Northeastern University in Boston and Skidmore College in New York enroll a subset of students right away but require them to spend their fall semester at a designated program abroad. Middlebury College in Vermont has been offering applicants spring admission since 1970: about 85 students, “Febs”, are offered spring admission each year.
A program called “Freshmen Connection” at the University of Maryland, where one out of every five admitted freshmen starts in the spring term, permits spring applicants to get a head start in the fall by taking part in university activities and participating in an extension program during off-peak hours on campus. Brandeis University now enrolls 100 or so students for midyear arrival in the spring.
All of these practices are motivated by the same philosophy: campus populations drop off after the first few months of college each year, due to December graduations, freshman attrition, and students leaving campus to study abroad. Colleges have also discovered that spring freshmen often use this time to prepare and find it a constructive way to ease into college. Though this practice is growing, many high school students and parents aren’t familiar with it. Do the research so that, if spring admission really does not appeal to your student, he can cross colleges that offer it off his list.
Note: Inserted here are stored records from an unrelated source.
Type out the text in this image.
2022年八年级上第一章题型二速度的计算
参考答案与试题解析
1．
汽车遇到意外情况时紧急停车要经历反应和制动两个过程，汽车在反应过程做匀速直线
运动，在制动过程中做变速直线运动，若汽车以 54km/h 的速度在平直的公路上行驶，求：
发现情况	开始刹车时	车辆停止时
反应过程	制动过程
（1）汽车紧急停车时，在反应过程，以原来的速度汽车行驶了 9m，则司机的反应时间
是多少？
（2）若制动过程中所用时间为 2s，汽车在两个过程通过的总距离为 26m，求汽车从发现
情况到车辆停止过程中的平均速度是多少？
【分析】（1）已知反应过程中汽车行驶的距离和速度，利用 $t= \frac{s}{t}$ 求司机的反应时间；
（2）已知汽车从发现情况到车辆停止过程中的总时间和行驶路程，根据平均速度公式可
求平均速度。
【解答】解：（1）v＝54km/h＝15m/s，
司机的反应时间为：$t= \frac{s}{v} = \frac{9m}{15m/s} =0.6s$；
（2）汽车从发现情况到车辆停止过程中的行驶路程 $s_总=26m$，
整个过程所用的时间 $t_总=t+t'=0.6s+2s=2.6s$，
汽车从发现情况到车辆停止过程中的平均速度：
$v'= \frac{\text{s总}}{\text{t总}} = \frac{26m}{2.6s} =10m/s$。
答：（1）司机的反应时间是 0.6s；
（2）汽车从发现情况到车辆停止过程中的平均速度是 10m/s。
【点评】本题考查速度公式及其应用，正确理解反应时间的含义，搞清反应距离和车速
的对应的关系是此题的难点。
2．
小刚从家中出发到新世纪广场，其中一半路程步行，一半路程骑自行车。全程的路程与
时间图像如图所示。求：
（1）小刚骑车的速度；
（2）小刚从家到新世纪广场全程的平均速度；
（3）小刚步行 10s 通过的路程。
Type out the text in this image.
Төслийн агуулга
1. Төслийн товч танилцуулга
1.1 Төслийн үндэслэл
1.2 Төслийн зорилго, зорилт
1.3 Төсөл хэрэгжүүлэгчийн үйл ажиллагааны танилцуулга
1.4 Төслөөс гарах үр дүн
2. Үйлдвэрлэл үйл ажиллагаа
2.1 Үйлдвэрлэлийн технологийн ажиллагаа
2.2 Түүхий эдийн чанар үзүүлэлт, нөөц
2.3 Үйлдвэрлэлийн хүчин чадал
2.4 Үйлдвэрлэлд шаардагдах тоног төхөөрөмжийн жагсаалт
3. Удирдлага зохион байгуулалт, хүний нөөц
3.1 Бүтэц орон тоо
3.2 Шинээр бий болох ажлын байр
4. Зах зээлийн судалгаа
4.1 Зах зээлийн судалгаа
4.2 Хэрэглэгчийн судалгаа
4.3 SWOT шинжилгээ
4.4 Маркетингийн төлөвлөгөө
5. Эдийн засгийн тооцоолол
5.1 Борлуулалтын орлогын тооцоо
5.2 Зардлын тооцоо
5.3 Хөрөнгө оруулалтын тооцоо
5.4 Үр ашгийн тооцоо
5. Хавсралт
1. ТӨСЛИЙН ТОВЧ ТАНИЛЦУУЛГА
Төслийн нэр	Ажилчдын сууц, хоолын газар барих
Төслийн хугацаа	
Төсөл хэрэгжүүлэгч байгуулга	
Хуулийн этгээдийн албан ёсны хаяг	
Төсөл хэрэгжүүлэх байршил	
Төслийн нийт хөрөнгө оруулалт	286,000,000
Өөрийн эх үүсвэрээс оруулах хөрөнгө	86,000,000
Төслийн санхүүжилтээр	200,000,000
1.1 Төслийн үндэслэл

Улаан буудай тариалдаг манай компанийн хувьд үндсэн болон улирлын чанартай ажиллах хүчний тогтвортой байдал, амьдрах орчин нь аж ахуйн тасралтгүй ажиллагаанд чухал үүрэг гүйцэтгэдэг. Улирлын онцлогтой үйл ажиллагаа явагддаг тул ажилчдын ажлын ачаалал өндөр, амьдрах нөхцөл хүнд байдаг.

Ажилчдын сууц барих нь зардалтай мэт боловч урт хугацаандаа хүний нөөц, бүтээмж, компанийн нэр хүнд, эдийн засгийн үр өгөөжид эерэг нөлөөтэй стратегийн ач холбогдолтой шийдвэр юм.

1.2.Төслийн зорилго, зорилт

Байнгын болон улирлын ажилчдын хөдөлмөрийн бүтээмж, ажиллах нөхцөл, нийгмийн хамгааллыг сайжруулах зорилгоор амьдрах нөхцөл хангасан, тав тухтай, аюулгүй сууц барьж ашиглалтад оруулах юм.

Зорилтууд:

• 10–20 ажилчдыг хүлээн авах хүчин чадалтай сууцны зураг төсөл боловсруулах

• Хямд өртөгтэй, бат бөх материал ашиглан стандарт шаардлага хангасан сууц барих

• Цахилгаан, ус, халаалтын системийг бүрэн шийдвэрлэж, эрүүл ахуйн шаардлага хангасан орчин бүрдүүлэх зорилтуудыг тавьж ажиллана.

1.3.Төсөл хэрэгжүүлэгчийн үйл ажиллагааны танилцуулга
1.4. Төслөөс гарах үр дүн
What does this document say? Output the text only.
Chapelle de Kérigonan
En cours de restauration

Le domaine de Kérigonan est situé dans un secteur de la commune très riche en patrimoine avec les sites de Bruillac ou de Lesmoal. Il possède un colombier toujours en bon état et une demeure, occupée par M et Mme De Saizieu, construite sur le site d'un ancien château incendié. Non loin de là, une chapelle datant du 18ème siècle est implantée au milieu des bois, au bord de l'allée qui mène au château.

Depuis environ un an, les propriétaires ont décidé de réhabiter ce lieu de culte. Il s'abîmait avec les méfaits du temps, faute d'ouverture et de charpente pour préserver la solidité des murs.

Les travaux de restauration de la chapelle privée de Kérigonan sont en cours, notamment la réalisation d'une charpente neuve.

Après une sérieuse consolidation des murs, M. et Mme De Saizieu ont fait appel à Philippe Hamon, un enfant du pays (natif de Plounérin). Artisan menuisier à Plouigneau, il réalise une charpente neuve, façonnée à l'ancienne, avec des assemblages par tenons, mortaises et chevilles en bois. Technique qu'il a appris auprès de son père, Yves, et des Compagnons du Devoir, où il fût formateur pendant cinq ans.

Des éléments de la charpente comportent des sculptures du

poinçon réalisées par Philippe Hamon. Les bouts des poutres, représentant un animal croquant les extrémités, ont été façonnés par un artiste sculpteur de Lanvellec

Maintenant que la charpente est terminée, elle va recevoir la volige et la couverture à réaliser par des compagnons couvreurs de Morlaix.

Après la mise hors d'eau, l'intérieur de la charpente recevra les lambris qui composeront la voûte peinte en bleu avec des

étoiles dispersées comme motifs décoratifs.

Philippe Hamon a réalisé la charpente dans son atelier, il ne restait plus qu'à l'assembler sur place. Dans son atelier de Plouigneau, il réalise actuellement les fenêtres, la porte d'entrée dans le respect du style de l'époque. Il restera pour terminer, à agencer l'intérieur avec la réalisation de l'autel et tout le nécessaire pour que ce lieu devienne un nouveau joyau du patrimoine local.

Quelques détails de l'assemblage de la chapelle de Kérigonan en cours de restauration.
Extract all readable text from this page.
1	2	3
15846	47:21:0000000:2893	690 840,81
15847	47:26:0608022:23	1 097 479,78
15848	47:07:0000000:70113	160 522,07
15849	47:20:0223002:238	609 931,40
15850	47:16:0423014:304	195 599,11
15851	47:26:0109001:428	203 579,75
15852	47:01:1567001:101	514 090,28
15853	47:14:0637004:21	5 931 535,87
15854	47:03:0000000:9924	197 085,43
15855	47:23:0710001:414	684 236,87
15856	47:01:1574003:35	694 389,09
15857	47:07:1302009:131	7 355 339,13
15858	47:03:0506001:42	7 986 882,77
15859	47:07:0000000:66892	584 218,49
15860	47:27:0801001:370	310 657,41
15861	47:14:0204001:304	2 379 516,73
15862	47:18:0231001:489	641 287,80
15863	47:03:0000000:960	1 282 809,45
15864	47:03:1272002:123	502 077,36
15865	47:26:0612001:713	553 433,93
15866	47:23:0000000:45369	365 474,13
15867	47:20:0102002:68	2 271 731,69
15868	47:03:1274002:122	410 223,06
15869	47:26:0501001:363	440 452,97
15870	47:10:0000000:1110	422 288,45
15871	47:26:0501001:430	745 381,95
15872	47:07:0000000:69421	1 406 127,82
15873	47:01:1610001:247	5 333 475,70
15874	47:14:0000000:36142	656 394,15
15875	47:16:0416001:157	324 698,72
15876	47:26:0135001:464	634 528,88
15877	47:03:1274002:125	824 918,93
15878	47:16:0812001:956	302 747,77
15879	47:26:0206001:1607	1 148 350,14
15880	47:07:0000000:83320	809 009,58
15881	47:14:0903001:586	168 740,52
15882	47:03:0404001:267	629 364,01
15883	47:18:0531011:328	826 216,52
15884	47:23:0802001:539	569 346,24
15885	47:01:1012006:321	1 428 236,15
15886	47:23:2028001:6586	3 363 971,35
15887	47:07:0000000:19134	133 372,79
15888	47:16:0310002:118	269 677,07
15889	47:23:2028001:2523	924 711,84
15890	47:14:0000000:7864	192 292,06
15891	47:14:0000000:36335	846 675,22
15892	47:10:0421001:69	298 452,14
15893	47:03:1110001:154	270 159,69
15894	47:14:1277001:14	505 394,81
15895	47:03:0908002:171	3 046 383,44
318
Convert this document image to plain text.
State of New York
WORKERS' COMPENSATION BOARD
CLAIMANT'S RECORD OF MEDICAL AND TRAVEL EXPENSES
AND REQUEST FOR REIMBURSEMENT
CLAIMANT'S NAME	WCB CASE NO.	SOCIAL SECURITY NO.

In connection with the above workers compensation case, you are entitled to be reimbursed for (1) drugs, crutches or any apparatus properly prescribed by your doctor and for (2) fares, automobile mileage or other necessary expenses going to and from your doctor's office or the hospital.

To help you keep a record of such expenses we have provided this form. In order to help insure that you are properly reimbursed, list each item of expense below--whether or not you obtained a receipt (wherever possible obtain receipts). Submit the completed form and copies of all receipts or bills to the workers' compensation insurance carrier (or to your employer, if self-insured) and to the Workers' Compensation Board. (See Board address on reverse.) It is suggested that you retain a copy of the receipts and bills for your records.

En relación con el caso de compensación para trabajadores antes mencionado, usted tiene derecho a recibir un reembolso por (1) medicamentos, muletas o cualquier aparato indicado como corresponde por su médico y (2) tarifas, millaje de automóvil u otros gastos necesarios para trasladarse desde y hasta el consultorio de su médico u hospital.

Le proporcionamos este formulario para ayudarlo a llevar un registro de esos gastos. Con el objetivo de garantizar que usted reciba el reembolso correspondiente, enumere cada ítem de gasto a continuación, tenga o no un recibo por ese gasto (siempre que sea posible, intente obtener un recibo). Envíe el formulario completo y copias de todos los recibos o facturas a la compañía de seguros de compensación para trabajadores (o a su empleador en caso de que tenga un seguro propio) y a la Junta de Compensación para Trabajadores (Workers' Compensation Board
This application trend gives students the opportunity to bypass traditional application documents and fulfill a college’s alternative application procedure. Students are still given the option to submit a regular application, but can opt out and apply using these non-application application alternatives.
Bennington College in Vermont offers the option of a “dimensional application.” The college asks applicants to build a portfolio that demonstrates what they will bring to the Bennington Community, creatively and intellectually. This portfolio can highlight a student’s creativity, community involvement and writing skills.
Bard College gives students the opportunity to take an entrance exam consisting of four 2500-word essays on scholarly topics graded by professors. Candidates who score a B+ or higher will automatically receive an offer of admission. In an effort to change traditional methods of finding students, Bard began offering this option in 2013. Bard stresses “this is not a test of what you already know; rather it is an opportunity to demonstrate close reading, critical thinking, and the ability to interpret problems. It is an effort to connect testing to learning.”
These new application trends are not yet widespread. But as more and more colleges recognize that students are more than a collection of documents, tests, and grades, tomorrow’s college student surely will have more opportunities to apply without using the standard procedure and documentation. Encourage your student to investigate the options available at the colleges on his list!